More Materials to Use With Sensory Bins
Small Items– Dice, small erasers, legos, marbles, magnetic chips, dominoes, etc.
Cards From TeachersPayTeachers resources– I will often use my stimulus cards from my TPT resources and the ones that I have bought! My Flower Garden Sensory Bin For Speech & Language and Mitten Match-Up Winter Sensory Bin helps me cover a lot of goals with one sensory bin activity!
Small Toys & Figurines– I have found small toys at The Dollar Store, Target, and Amazon. I usually will think of the themed sensory bin that I want and then will search for small materials I would need to go with that theme. For example, if I want to do an insect sensory bin, I would go searching for a small net, bug catcher container, magnifying glass, and small insect toys. Squinkies and Shopkins are cute, small toys that kids love. Legos and other toy sets would be perfect!

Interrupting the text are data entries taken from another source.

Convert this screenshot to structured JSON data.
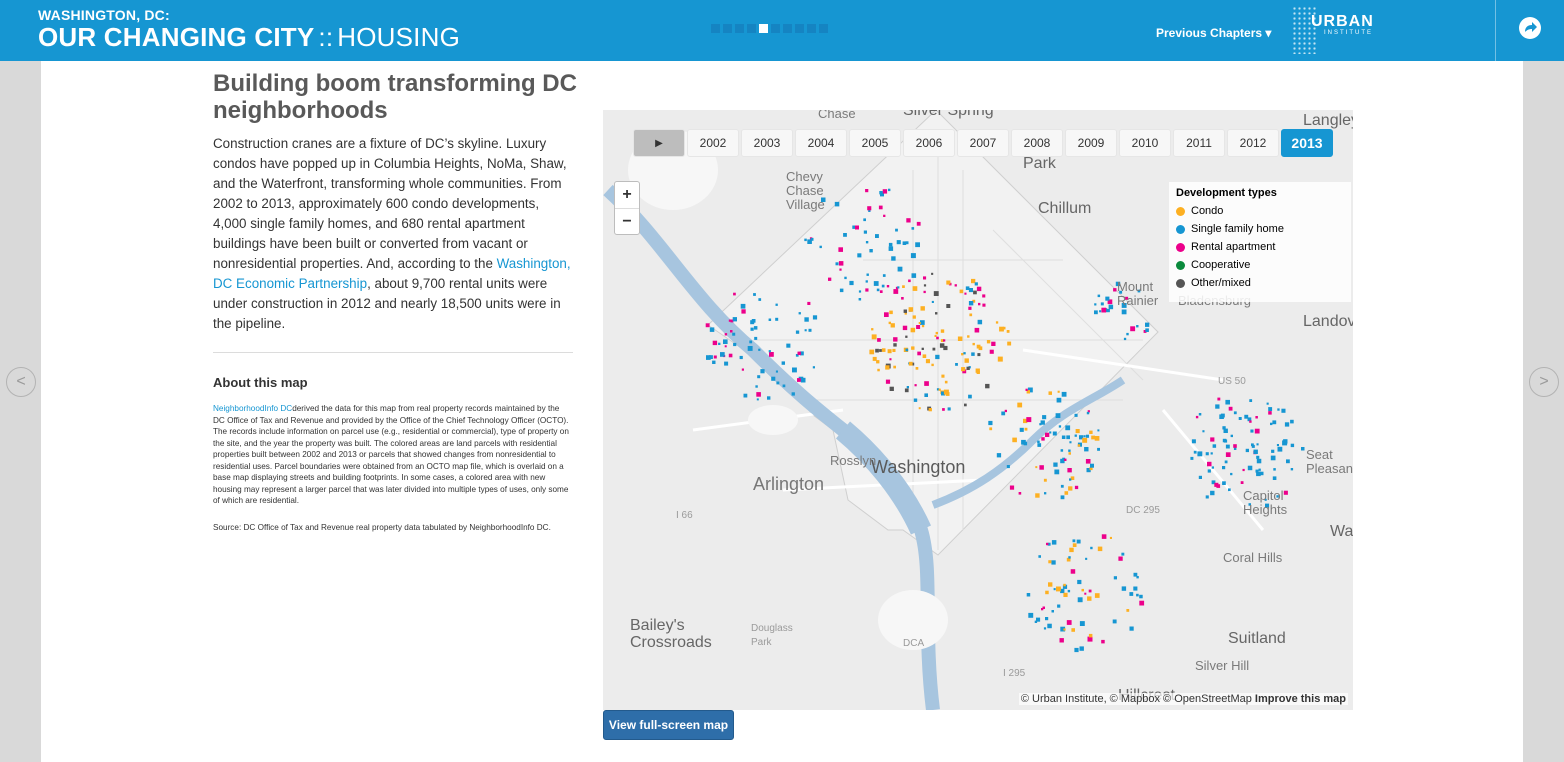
{
  "header": {
    "kicker": "WASHINGTON, DC:",
    "title_strong": "OUR CHANGING CITY",
    "title_sep": "::",
    "title_sub": "HOUSING",
    "chapter_count": 10,
    "active_chapter": 5,
    "previous_chapters": "Previous Chapters",
    "logo_text": "URBAN",
    "logo_sub": "INSTITUTE",
    "share_icon": "share-arrow-icon"
  },
  "article": {
    "title": "Building boom transforming DC neighborhoods",
    "body_before_link": "Construction cranes are a fixture of DC’s skyline. Luxury condos have popped up in Columbia Heights, NoMa, Shaw, and the Waterfront, transforming whole communities. From 2002 to 2013, approximately 600 condo developments, 4,000 single family homes, and 680 rental apartment buildings have been built or converted from vacant or nonresidential properties. And, according to the ",
    "link_text": "Washington, DC Economic Partnership",
    "body_after_link": ", about 9,700 rental units were under construction in 2012 and nearly 18,500 units were in the pipeline."
  },
  "about": {
    "title": "About this map",
    "link_text": "NeighborhoodInfo DC",
    "body": "derived the data for this map from real property records maintained by the DC Office of Tax and Revenue and provided by the Office of the Chief Technology Officer (OCTO). The records include information on parcel use (e.g., residential or commercial), type of property on the site, and the year the property was built. The colored areas are land parcels with residential properties built between 2002 and 2013 or parcels that showed changes from nonresidential to residential uses. Parcel boundaries were obtained from an OCTO map file, which is overlaid on a base map displaying streets and building footprints. In some cases, a colored area with new housing may represent a larger parcel that was later divided into multiple types of uses, only some of which are residential.",
    "source": "Source: DC Office of Tax and Revenue real property data tabulated by NeighborhoodInfo DC."
  },
  "map": {
    "play_label": "▶",
    "years": [
      "2002",
      "2003",
      "2004",
      "2005",
      "2006",
      "2007",
      "2008",
      "2009",
      "2010",
      "2011",
      "2012",
      "2013"
    ],
    "active_year": "2013",
    "zoom_in": "+",
    "zoom_out": "−",
    "legend": {
      "title": "Development types",
      "items": [
        {
          "label": "Condo",
          "color": "#fdb022"
        },
        {
          "label": "Single family home",
          "color": "#1696d2"
        },
        {
          "label": "Rental apartment",
          "color": "#ec008b"
        },
        {
          "label": "Cooperative",
          "color": "#0a8a3c"
        },
        {
          "label": "Other/mixed",
          "color": "#555555"
        }
      ]
    },
    "labels": {
      "washington": "Washington",
      "arlington": "Arlington",
      "rosslyn": "Rosslyn",
      "chillum": "Chillum",
      "mount_rainier": "Mount Rainier",
      "bladensburg": "Bladensburg",
      "landover": "Landov",
      "seat_pleasant": "Seat Pleasant",
      "capitol_heights": "Capitol Heights",
      "coral_hills": "Coral Hills",
      "suitland": "Suitland",
      "silver_hill": "Silver Hill",
      "baileys_crossroads": "Bailey's Crossroads",
      "douglass_park": "Douglass Park",
      "dca": "DCA",
      "chevy_chase_village": "Chevy Chase Village",
      "hillcrest": "Hillcrest",
      "park": "Park",
      "chase": "Chase",
      "silver_spring": "Silver Spring",
      "langley": "Langley",
      "us50": "US 50",
      "dc295": "DC 295",
      "i66": "I 66",
      "i295": "I 295",
      "wa": "Wa"
    },
    "attribution_plain": "© Urban Institute, © Mapbox © OpenStreetMap ",
    "attribution_bold": "Improve this map",
    "fullscreen_button": "View full-screen map"
  }
}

Disney Figurine Sets– These are great for story creation, following directions with basic concepts, and described by attributes. We have the Finding Dory Set and the Frozen Set in our house. (I may have “borrowed” them from my children at certain times out of the year). You can sometimes find these types of toys at the Dollar Store. I found some Minion toys at a thrift store that are perfect for sensory bin play!
Find things around the house– Cups, kitchen utensils, letter magnets, fine motor tools small themed erasers, plastic easter eggs, bath toys, pencil toppers, pipe cleaners, and play food are also great accessories to include in the sensory bin.